Market Line October 23, 2008 Once again forces beyond the fundamentals of grains were credited, or blamed, for sharply lower wheat futures Wednesday. In particular, Louise Gartner with the Linn Group at the Chicago Board of Trade points to the U.S. dollar, which has strengthened the last three days.
Gartner: "So the U.S. dollar is at two year highs. Of course that makes other foreign currencies and that really cuts into our export competitiveness. So we are looking at the probability that exports will be under quite a bit of pressure for some time and naturally that is going to spell weakness for the grain complex."

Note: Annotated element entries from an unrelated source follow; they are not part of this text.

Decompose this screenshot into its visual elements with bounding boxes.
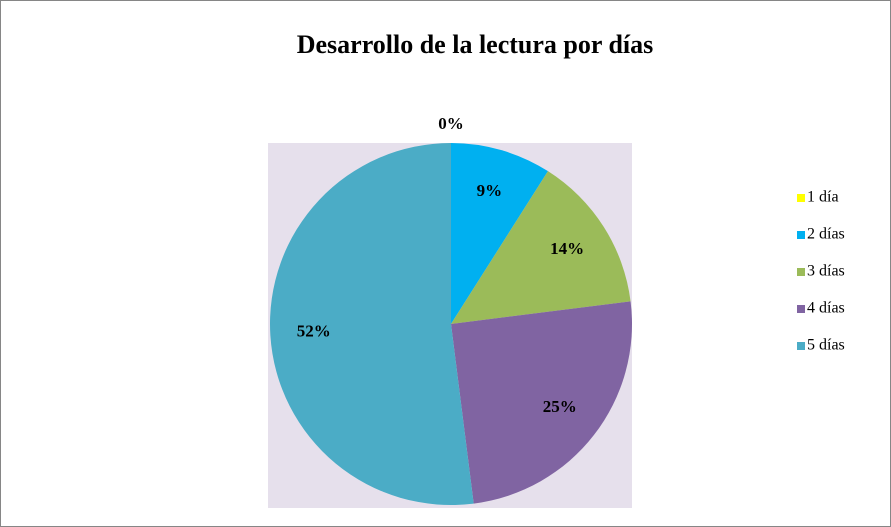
pie-slice [451,171,631,324]
legend-swatch [797,342,805,350]
pie-slice [451,143,548,324]
legend-swatch [797,268,805,276]
data-label: 9% [477,181,503,200]
data-label: 25% [543,397,577,416]
legend-label: 2 días [807,226,845,243]
legend-label: 1 día [807,189,839,206]
data-label: 0% [438,114,464,133]
legend-swatch [797,231,805,239]
pie-slice [451,301,632,504]
data-label: 14% [550,239,584,258]
pie-slice [270,143,474,505]
legend-label: 4 días [807,300,845,317]
legend-swatch [797,194,805,202]
chart-title: Desarrollo de la lectura por días [297,30,654,59]
legend-label: 3 días [807,263,845,280]
data-label: 52% [297,322,331,341]
legend-swatch [797,305,805,313]
legend-label: 5 días [807,337,845,354]
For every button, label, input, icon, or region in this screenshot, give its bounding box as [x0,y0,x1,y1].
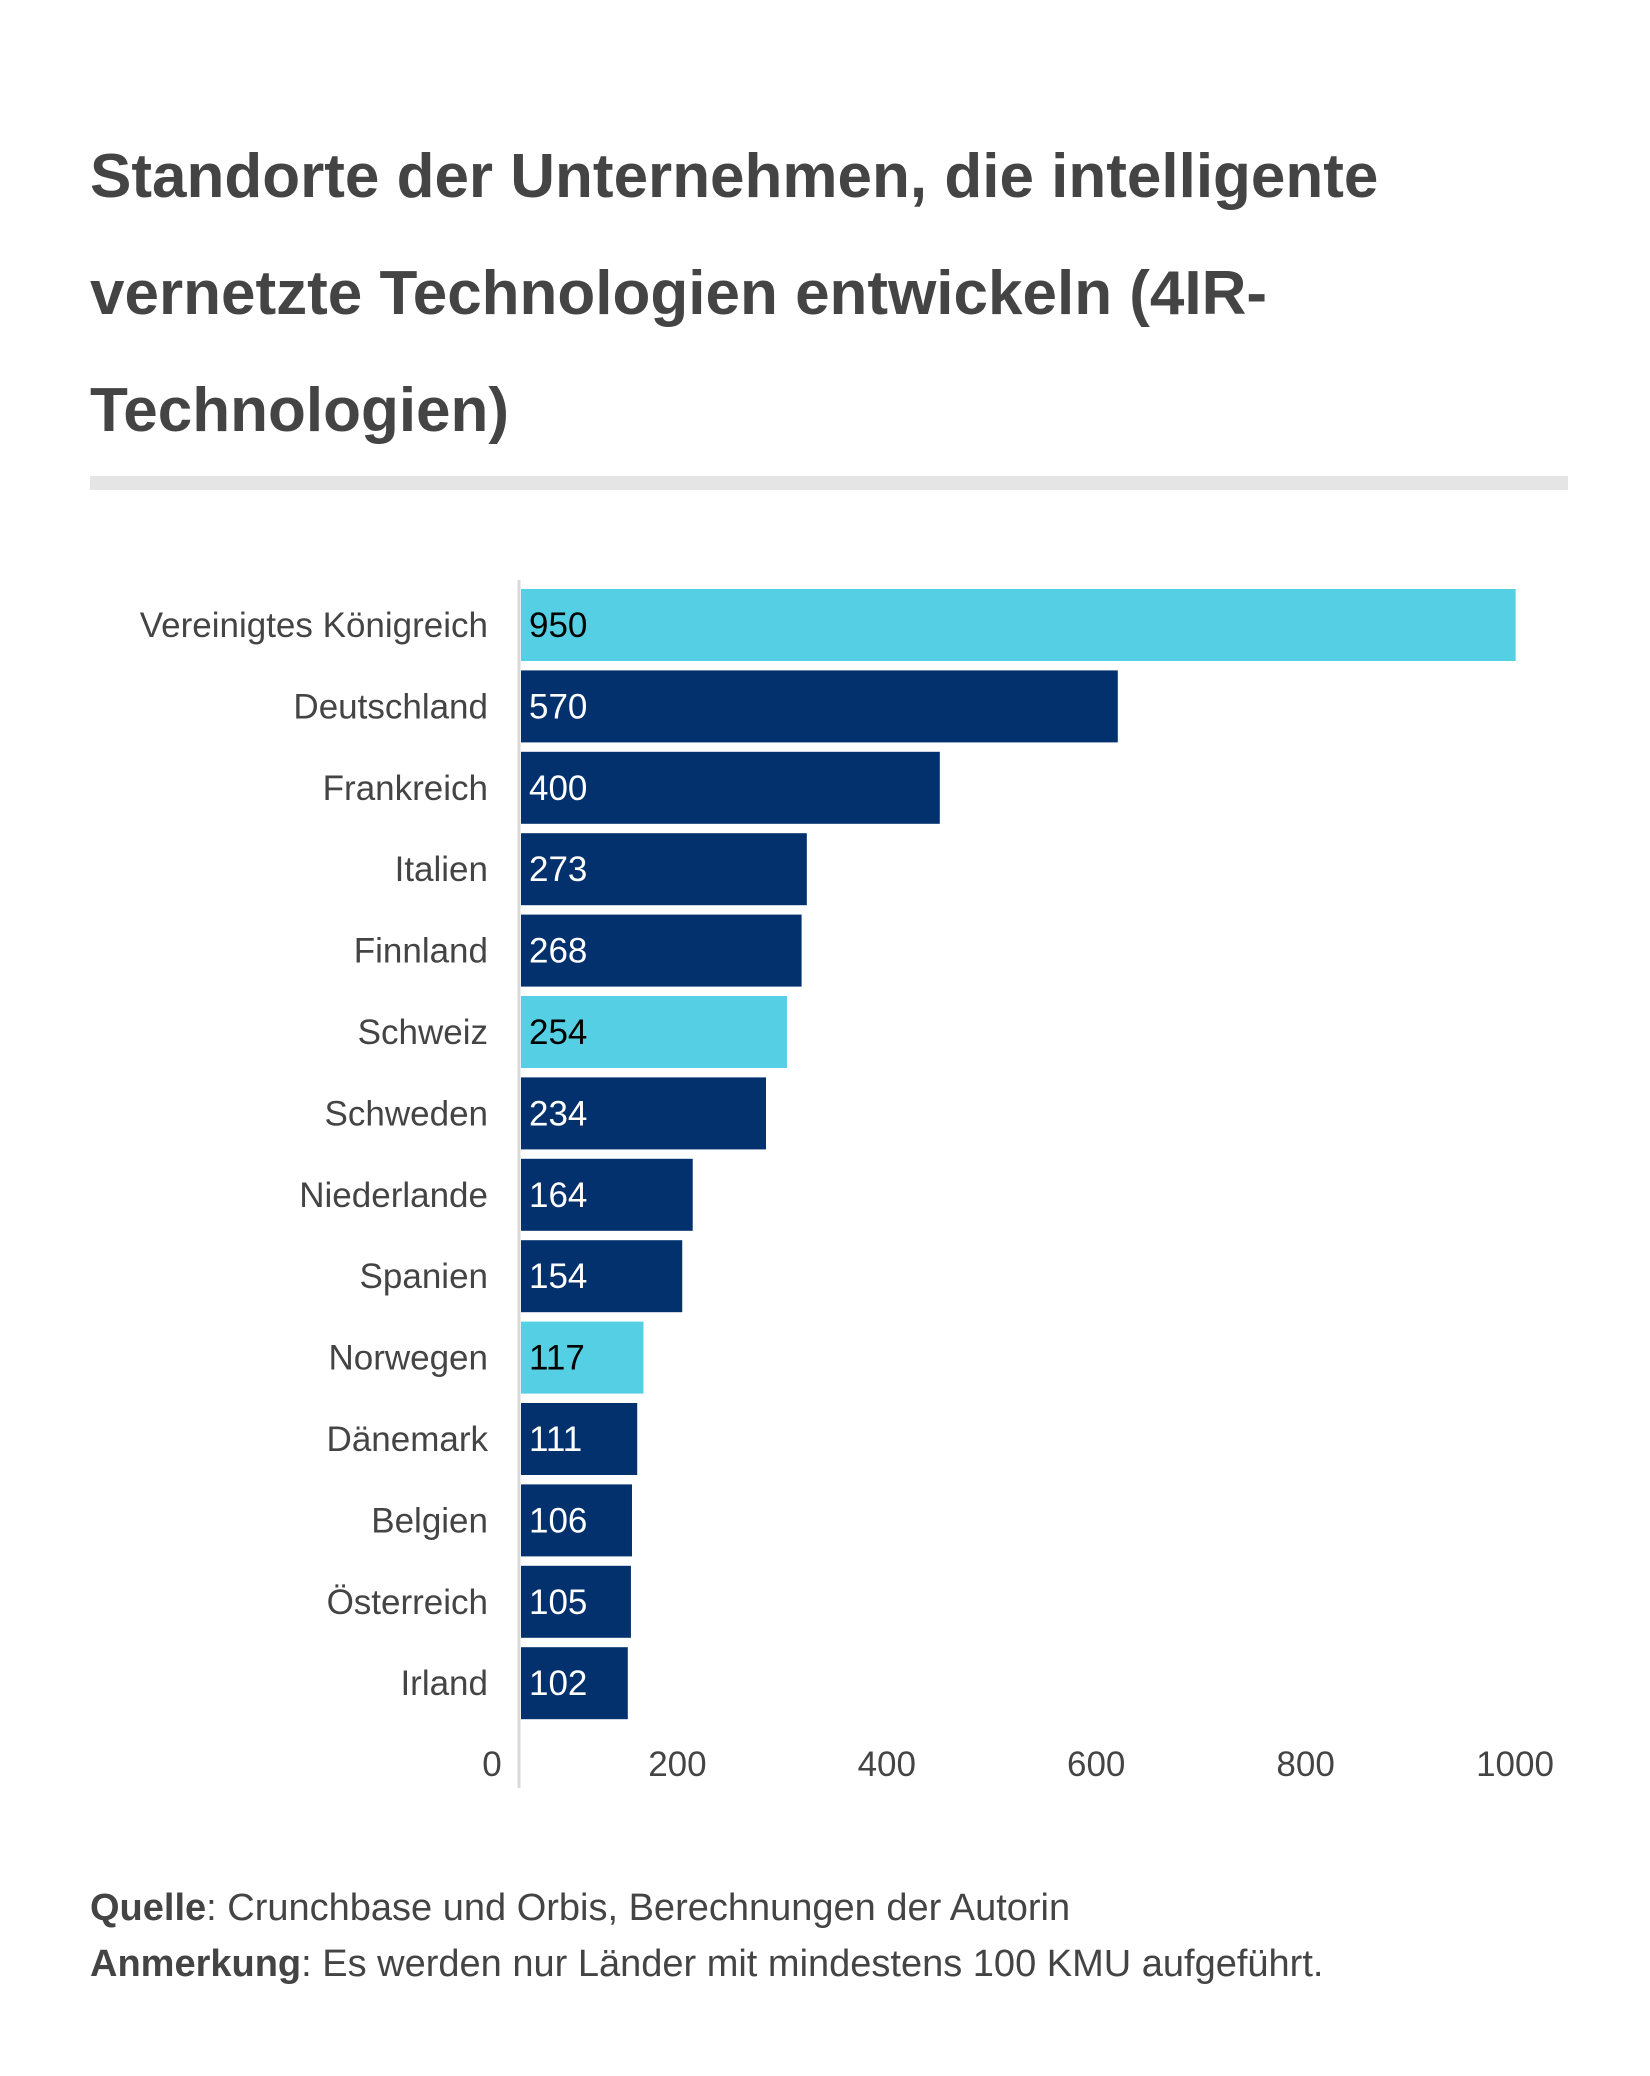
category-label: Deutschland [293,687,488,726]
bar-chart: Vereinigtes Königreich 950 Deutschland 570 F… [0,0,1650,1850]
category-label: Österreich [327,1583,488,1622]
x-tick-label: 1000 [1476,1745,1554,1784]
data-label: 117 [529,1339,585,1378]
data-label: 102 [529,1664,587,1703]
x-tick-label: 400 [858,1745,916,1784]
source-label: Quelle [90,1887,206,1929]
category-label: Spanien [360,1257,488,1296]
bar-0 [521,589,1516,661]
category-label: Schweiz [358,1013,488,1052]
source-text: : Crunchbase und Orbis, Berechnungen der… [206,1887,1070,1929]
category-label: Niederlande [299,1176,488,1215]
data-label: 268 [529,932,587,971]
note-line: Anmerkung: Es werden nur Länder mit mind… [90,1936,1323,1992]
chart-footer: Quelle: Crunchbase und Orbis, Berechnung… [90,1880,1323,1992]
x-tick-label: 800 [1276,1745,1334,1784]
data-label: 570 [529,687,587,726]
category-label: Schweden [325,1094,488,1133]
category-label: Norwegen [328,1339,488,1378]
x-tick-label: 200 [648,1745,706,1784]
category-label: Irland [400,1664,488,1703]
data-label: 273 [529,850,587,889]
category-label: Finnland [354,932,488,971]
data-label: 111 [529,1420,582,1459]
data-label: 105 [529,1583,587,1622]
x-tick-label: 600 [1067,1745,1125,1784]
note-label: Anmerkung [90,1943,301,1985]
data-label: 400 [529,769,587,808]
category-label: Dänemark [327,1420,489,1459]
category-label: Frankreich [323,769,488,808]
data-label: 254 [529,1013,587,1052]
data-label: 234 [529,1094,587,1133]
category-label: Belgien [371,1501,488,1540]
data-label: 154 [529,1257,587,1296]
note-text: : Es werden nur Länder mit mindestens 10… [301,1943,1323,1985]
bar-1 [521,670,1118,742]
source-line: Quelle: Crunchbase und Orbis, Berechnung… [90,1880,1323,1936]
data-label: 164 [529,1176,587,1215]
x-tick-label: 0 [482,1745,501,1784]
data-label: 106 [529,1501,587,1540]
category-label: Italien [395,850,488,889]
data-label: 950 [529,606,587,645]
category-label: Vereinigtes Königreich [140,606,488,645]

Also negative was news Egypt purchased 175-thousand metric tons of French wheat. None from the U.S. or Black Sea.
On Wednesday Chicago December wheat was down 31 ¼ cents at 5-17 ¾. December corn down 26 at 3-85. The only bids at Portland for soft white wheat were for maximum 10.5 percent protein and those were down another five to 30 cents yesterday at mostly 4-85. Club wheat was down 30 to up 15 cents at mostly 5-25. HRW 11.5 % protein down 32 cents at 5-95. DNS 14% protein down 30 cents at 7-50. No Portland barley bids.
The lower equity market put the pressure on cattle futures Wednesday too with live contracts suffering the greatest losses. Dec live cattle down 110 at 91-87. Nov feeders down 52 at 98-92. Nov Class III milk up seven cents at 15-79.
I'm Bob Hoff and that's Market Line on the Northwest Ag Information Network.